TTD, uzmanlık alanı itibarıyla konuya yalnızca göğüs hastalıkları açısından eğiliyor. ABD’nin en seçkin tıp fakültelerinden olan Cleveland Clinic’in Kalp ve Damar Hastalıkları Bölüm Başkan Yardımcısı Prof. Murat Tuzcu, geçen pazartesi günü Milliyet’te yayımlanan “Biber Gazının Tehlikesi Çok” başlıklı kapsamlı makalesinde, ABD’de yapılan çalışmalara dayanarak bu gazın kalp ve damarlarda da ciddi sorunlara neden olduğuna, ayrıca “gözün kornea bölgesinde iyileşmeyen derin yaralar açabildiğine” de dikkat çekti.

Prof. Tuzcu, yazısında şöyle diyor: “Öldürücü değil, kalıcı olumsuz etkisi yok dense de, biber gazının güvenli olduğunu gösterir geniş kapsamlı sistematik bir tek bilimsel araştırma bile yok. Ama bu gazın masum bir kitle kontrol aracı olmadığını düşündüren epeyce veri var. ABD’de 1980’lerden bu yana 100’den fazla kişinin biber gazı sıkıldıktan sonra hayatını kaybettiği biliniyor. Ülkemizde her türlü gösteride genç yaşlı demeden yaygın olarak kullanılan bu silahın yaratacağı bir trajedi sonrasında sorumluların ‘Böyle etkileri olacağını bilemezdik’ deme olanakları yok”.

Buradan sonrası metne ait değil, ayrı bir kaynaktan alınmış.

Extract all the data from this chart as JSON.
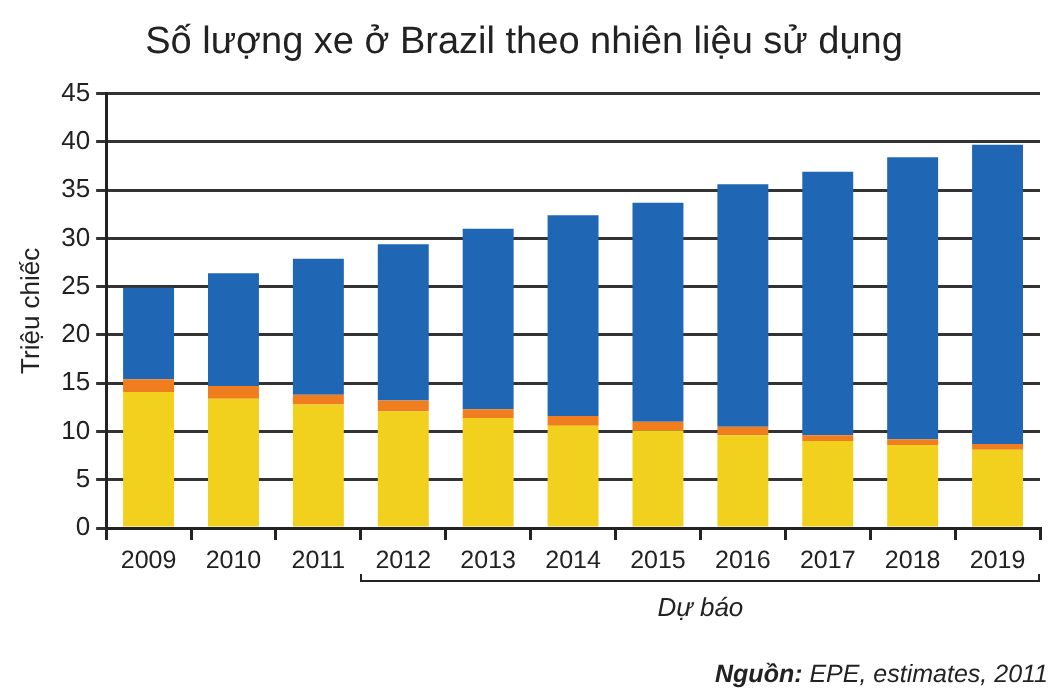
{
  "chart_data": {
    "type": "bar",
    "title": "Số lượng xe ở Brazil theo nhiên liệu sử dụng",
    "ylabel": "Triệu chiếc",
    "categories": [
      "2009",
      "2010",
      "2011",
      "2012",
      "2013",
      "2014",
      "2015",
      "2016",
      "2017",
      "2018",
      "2019"
    ],
    "stacked": true,
    "series": [
      {
        "color": "#f2d01e",
        "values": [
          14.1,
          13.4,
          12.8,
          12.1,
          11.4,
          10.6,
          10.1,
          9.6,
          9.0,
          8.6,
          8.1
        ]
      },
      {
        "color": "#f07d1e",
        "values": [
          1.3,
          1.3,
          1.0,
          1.1,
          0.9,
          1.0,
          0.9,
          0.9,
          0.6,
          0.6,
          0.6
        ]
      },
      {
        "color": "#1f66b5",
        "values": [
          9.5,
          11.7,
          14.1,
          16.2,
          18.7,
          20.8,
          22.7,
          25.1,
          27.3,
          29.2,
          31.0
        ]
      }
    ],
    "ylim": [
      0,
      45
    ],
    "yticks": [
      0,
      5,
      10,
      15,
      20,
      25,
      30,
      35,
      40,
      45
    ],
    "grid": "y",
    "legend": false,
    "annotations": [
      "Dự báo",
      "Nguồn: EPE, estimates, 2011"
    ]
  }
}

Amerika’daki bilimsel araştırmalara bakmaya gerek yok. Ülkemizin çok yakın tarihinden ölümcül örnekler var. Örneğin 2011 yılında Hopa’daki gösterilerde hayatını kaybeden emekli öğretmen Metin Lokumcu’nun ölümüne biber gazının da tetiklediği bir kalp krizi yol açmıştı. Geçen yıl haziran ayı başında Yalova’da bir parkta polisin doğrudan yüzüne biber gazı sıktığı astım hastası Çayan Birben adındaki genç de bu yüzden hayatını kaybetmiştir, üstelik polise “Abi, ben astım hastasıyım, sıkma” diye seslendiği halde…

Bütün bu bilimsel bulgulara, ölümcül tecrübelere rağmen biber gazının kullanımına onay veren siyasi irade, hem hukuki hem de manevi anlamda ağır bir vebal altındadır.